İlhan İlmenöz
6-7 Eylül 1955’te meydana gelen olaylar, yakın tarihimizin en önemli kırılma noktalarından biridir. Bu yazımda bu olayların nedenleri, oluşumu, gelişimi ve sonuçları üzerinde durmak yerine “acaba bu olaylardan bireysel ve toplumsal dersler çıkardık mı?“ sorusuna yanıt aramaya çalışacağım.
“Toplumsal cinnet” diye adlandırabileceğim 6-7 Eylül Olayları linç kültürümüzün ulaştığı boyutları göstermesi bakımından hiçbir zaman unutmamamız gereken olaylardan sadece biridir.
Tarihi iyi bilmek kadar, geçmişte yaşananlardan da doğru dersler çıkarmak son derece önemlidir. Tarih bugünü ve geleceği anlamak için, elimizdeki tek anahtardır.
“Tarih tekerrürden ibarettir” derler ama karşıt bir bakış açısıyla da şöyle diyenler de vardır; “hiç ibret alınsa tekerrür eder miydi?”
6-7 Eylül Olayları’nın üzerinden 67 yıl geçti. Bu olaylarda gayrimüslimlere karşı yapılan utanç verici eylemleri aklı başında olan hiç kimse savunamaz. Peki bizler toplum olarak bu olaylardan gereken dersleri çıkardık mı? Yoksa tarih tekerrür ediyor mu?
67 yıl öncesinin 6-7 Eylül’ünden, bugünkü 6-7 Eylül’e geldiğimizde, durum bana göre daha da vahim. Gayrimüslimlere uygulanan linç kültürü ve hoşgörüsüzlük eylemleri, etnik ve mezhepsel farklılıkları da içine alan, giderek artan ve alanı genişleyen bir duruma dönüşmeye başladı.
Hatta kendi gibi olmayan, kendi gibi düşünmeyen, kendi gibi yaşamayanlara karşı ötekileştirme ve dışlama süreci hızlanıyor diyebilirim. Bununla beraber gelen linç kültürü de korkutucu boyutlara ulaşmak üzere…
Artık siyasetten günlük yaşam biçimine, spor sahalarından eğitime kadar yaşamın her alanında hızlı bir ayrışma/kamplaşma/ötekileştirme olduğu bir gerçek. Yakın geçmişimizde yaşanan acı ve derin izler bırakan toplumsal olaylar, sadece o günlerde anımsanıyor ve çabucak unutuluyor. 6-7 Eylül gibi Maraş, Çorum ve Madımak da bu konuda verilebilecek en güzel örnekler.

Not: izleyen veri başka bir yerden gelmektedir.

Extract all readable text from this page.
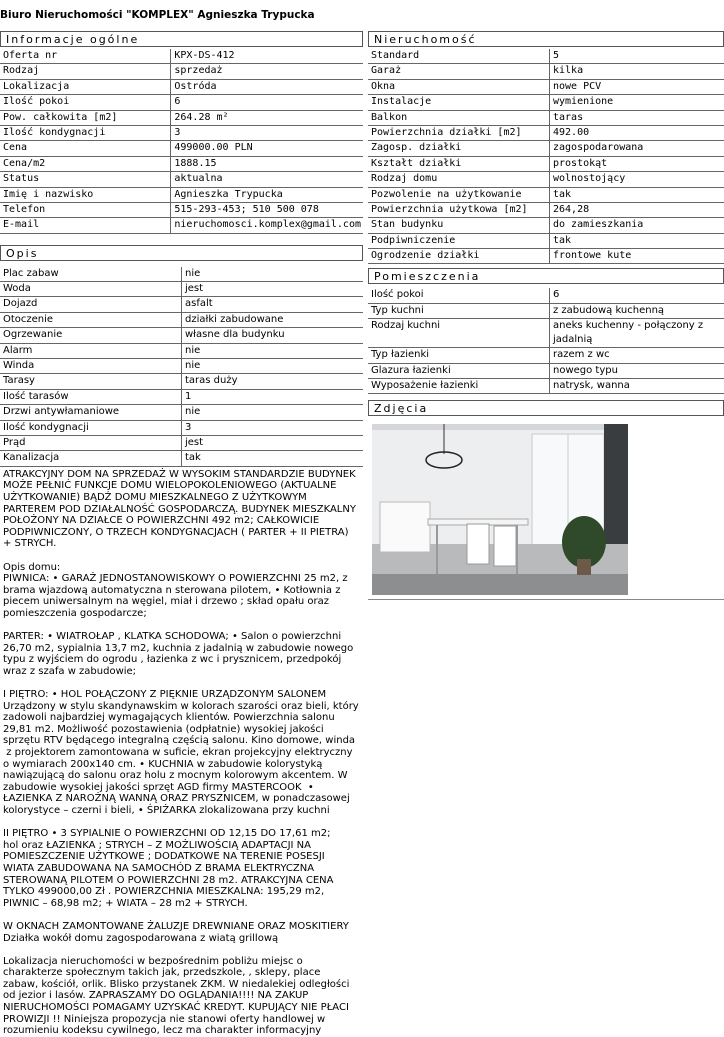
Biuro Nieruchomości "KOMPLEX" Agnieszka Trypucka
Informacje ogólne
Oferta nr	KPX-DS-412
Rodzaj	sprzedaż
Lokalizacja	Ostróda
Ilość pokoi	6
Pow. całkowita [m2]	264.28 m²
Ilość kondygnacji	3
Cena	499000.00 PLN
Cena/m2	1888.15
Status	aktualna
Imię i nazwisko	Agnieszka Trypucka
Telefon	515-293-453; 510 500 078
E-mail	nieruchomosci.komplex@gmail.com
Opis
Plac zabaw	nie
Woda	jest
Dojazd	asfalt
Otoczenie	działki zabudowane
Ogrzewanie	własne dla budynku
Alarm	nie
Winda	nie
Tarasy	taras duży
Ilość tarasów	1
Drzwi antywłamaniowe	nie
Ilość kondygnacji	3
Prąd	jest
Kanalizacja	tak
ATRAKCYJNY DOM NA SPRZEDAŻ W WYSOKIM STANDARDZIE BUDYNEK
MOŻE PEŁNIĆ FUNKCJE DOMU WIELOPOKOLENIOWEGO (AKTUALNE
UŻYTKOWANIE) BĄDŹ DOMU MIESZKALNEGO Z UŻYTKOWYM
PARTEREM POD DZIAŁALNOŚĆ GOSPODARCZĄ. BUDYNEK MIESZKALNY
POŁOŻONY NA DZIAŁCE O POWIERZCHNI 492 m2; CAŁKOWICIE
PODPIWNICZONY, O TRZECH KONDYGNACJACH ( PARTER + II PIETRA)
+ STRYCH.

Opis domu:
PIWNICA: • GARAŻ JEDNOSTANOWISKOWY O POWIERZCHNI 25 m2, z
brama wjazdową automatyczna n sterowana pilotem, • Kotłownia z
piecem uniwersalnym na węgiel, miał i drzewo ; skład opału oraz
pomieszczenia gospodarcze;

PARTER: • WIATROŁAP , KLATKA SCHODOWA; • Salon o powierzchni
26,70 m2, sypialnia 13,7 m2, kuchnia z jadalnią w zabudowie nowego
typu z wyjściem do ogrodu , łazienka z wc i prysznicem, przedpokój
wraz z szafa w zabudowie;

I PIĘTRO: • HOL POŁĄCZONY Z PIĘKNIE URZĄDZONYM SALONEM
Urządzony w stylu skandynawskim w kolorach szarości oraz bieli, który
zadowoli najbardziej wymagających klientów. Powierzchnia salonu
29,81 m2. Możliwość pozostawienia (odpłatnie) wysokiej jakości
sprzętu RTV będącego integralną częścią salonu. Kino domowe, winda
z projektorem zamontowana w suficie, ekran projekcyjny elektryczny
o wymiarach 200x140 cm. • KUCHNIA w zabudowie kolorystyką
nawiązującą do salonu oraz holu z mocnym kolorowym akcentem. W
zabudowie wysokiej jakości sprzęt AGD firmy MASTERCOOK  •
ŁAZIENKA Z NAROŻNĄ WANNĄ ORAZ PRYSZNICEM, w ponadczasowej
kolorystyce – czerni i bieli, • ŚPIŻARKA zlokalizowana przy kuchni

II PIĘTRO • 3 SYPIALNIE O POWIERZCHNI OD 12,15 DO 17,61 m2;
hol oraz ŁAZIENKA ; STRYCH – Z MOŻLIWOŚCIĄ ADAPTACJI NA
POMIESZCZENIE UŻYTKOWE ; DODATKOWE NA TERENIE POSESJI
WIATA ZABUDOWANA NA SAMOCHÓD Z BRAMA ELEKTRYCZNA
STEROWANĄ PILOTEM O POWIERZCHNI 28 m2. ATRAKCYJNA CENA
TYLKO 499000,00 Zł . POWIERZCHNIA MIESZKALNA: 195,29 m2,
PIWNIC – 68,98 m2; + WIATA – 28 m2 + STRYCH.

W OKNACH ZAMONTOWANE ŻALUZJE DREWNIANE ORAZ MOSKITIERY
Działka wokół domu zagospodarowana z wiatą grillową

Lokalizacja nieruchomości w bezpośrednim pobliżu miejsc o
charakterze społecznym takich jak, przedszkole, , sklepy, place
zabaw, kościół, orlik. Blisko przystanek ZKM. W niedalekiej odległości
od jezior i lasów. ZAPRASZAMY DO OGLĄDANIA!!!! NA ZAKUP
NIERUCHOMOŚCI POMAGAMY UZYSKAĆ KREDYT. KUPUJĄCY NIE PŁACI
PROWIZJI !! Niniejsza propozycja nie stanowi oferty handlowej w
rozumieniu kodeksu cywilnego, lecz ma charakter informacyjny
Nieruchomość
Standard	5
Garaż	kilka
Okna	nowe PCV
Instalacje	wymienione
Balkon	taras
Powierzchnia działki [m2]	492.00
Zagosp. działki	zagospodarowana
Kształt działki	prostokąt
Rodzaj domu	wolnostojący
Pozwolenie na użytkowanie	tak
Powierzchnia użytkowa [m2]	264,28
Stan budynku	do zamieszkania
Podpiwniczenie	tak
Ogrodzenie działki	frontowe kute
Pomieszczenia
Ilość pokoi	6
Typ kuchni	z zabudową kuchenną
Rodzaj kuchni	aneks kuchenny - połączony z jadalnią
Typ łazienki	razem z wc
Glazura łazienki	nowego typu
Wyposażenie łazienki	natrysk, wanna
Zdjęcia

Kimse birbirini anlamayı, empati yapmayı düşünmüyor. Herkes kendinin haklı olduğu yönlerini gösterip, diğerlerinin de haklı olabileceği yönler olduğunu aklına bile getirmiyor. Artık ne tribünlerde bir araya gelebiliyoruz ne de kişisel dünya görüşlerimiz ve yaşam biçimlerimize saygı duyuyoruz.

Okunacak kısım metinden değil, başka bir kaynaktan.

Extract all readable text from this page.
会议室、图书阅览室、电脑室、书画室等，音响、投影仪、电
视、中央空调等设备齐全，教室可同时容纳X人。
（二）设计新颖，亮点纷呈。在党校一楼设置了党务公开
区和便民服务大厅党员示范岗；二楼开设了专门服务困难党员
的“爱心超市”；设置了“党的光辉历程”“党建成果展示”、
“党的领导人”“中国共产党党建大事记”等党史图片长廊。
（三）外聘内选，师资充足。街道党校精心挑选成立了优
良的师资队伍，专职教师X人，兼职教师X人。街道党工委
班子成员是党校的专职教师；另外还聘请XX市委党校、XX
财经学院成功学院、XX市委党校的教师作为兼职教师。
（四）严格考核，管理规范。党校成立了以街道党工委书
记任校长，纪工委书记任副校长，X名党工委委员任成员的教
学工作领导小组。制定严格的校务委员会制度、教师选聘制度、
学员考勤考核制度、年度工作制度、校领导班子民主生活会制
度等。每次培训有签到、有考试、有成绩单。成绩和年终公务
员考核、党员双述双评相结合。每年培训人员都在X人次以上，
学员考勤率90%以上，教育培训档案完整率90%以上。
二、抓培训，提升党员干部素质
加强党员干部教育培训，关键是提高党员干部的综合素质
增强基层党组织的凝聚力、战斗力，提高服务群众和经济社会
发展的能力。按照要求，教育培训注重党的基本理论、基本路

Herkes önce kendi bardağının dolu kısmını görürken, önce kendi kutsalına saygı bekliyor. Ancak aynı duyguları kendinden farklı olanlara beslemiyor. Toplum patlamaya hazır bir barut fıçısı gibi.
Sürekli birbirini dışlamaya, yargılamaya, aşağılamaya, linç etmeye hazır bireylerden oluşan bir toplum haline gelmeye başladık. Bireysel nefret ve hoşgörüsüzlük, toplumu oluşturan tüm katmanlar arasında hızla yayılıyor ve taraftar buluyor.

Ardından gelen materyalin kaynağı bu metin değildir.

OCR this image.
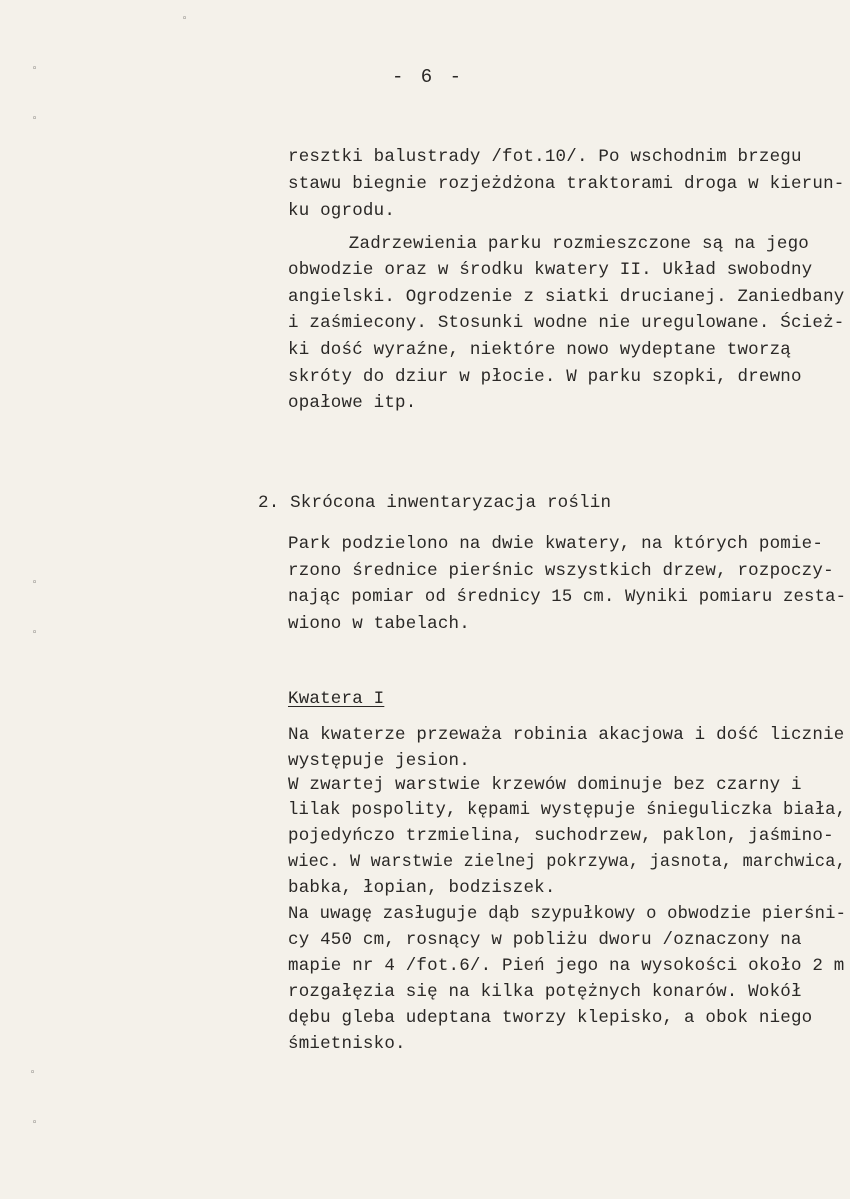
◦
◦
◦
◦
◦
◦
◦
- 6 -
resztki balustrady /fot.10/. Po wschodnim brzegu
stawu biegnie rozjeżdżona traktorami droga w kierun-
ku ogrodu.
Zadrzewienia parku rozmieszczone są na jego
obwodzie oraz w środku kwatery II. Układ swobodny
angielski. Ogrodzenie z siatki drucianej. Zaniedbany
i zaśmiecony. Stosunki wodne nie uregulowane. Ścież-
ki dość wyraźne, niektóre nowo wydeptane tworzą
skróty do dziur w płocie. W parku szopki, drewno
opałowe itp.
2. Skrócona inwentaryzacja roślin
Park podzielono na dwie kwatery, na których pomie-
rzono średnice pierśnic wszystkich drzew, rozpoczy-
nając pomiar od średnicy 15 cm. Wyniki pomiaru zesta-
wiono w tabelach.
Kwatera I
Na kwaterze przeważa robinia akacjowa i dość licznie
występuje jesion.
W zwartej warstwie krzewów dominuje bez czarny i
lilak pospolity, kępami występuje śnieguliczka biała,
pojedyńczo trzmielina, suchodrzew, paklon, jaśmino-
wiec. W warstwie zielnej pokrzywa, jasnota, marchwica,
babka, łopian, bodziszek.
Na uwagę zasługuje dąb szypułkowy o obwodzie pierśni-
cy 450 cm, rosnący w pobliżu dworu /oznaczony na
mapie nr 4 /fot.6/. Pień jego na wysokości około 2 m
rozgałęzia się na kilka potężnych konarów. Wokół
dębu gleba udeptana tworzy klepisko, a obok niego
śmietnisko.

Unutulmasın ki “geçmişin yıkıntıları, bugüne yapılmış uyarılardır.”
Geçmişte yaşananlar bugün yaşayan bizlere uyarı olamıyorsa, bugünün yıkıntıları geçmişin yıkıntılarından daha da büyük olacaktır.
Not: Bu yazı Medya Günlüğü’nde daha önce yayınlanmıştır.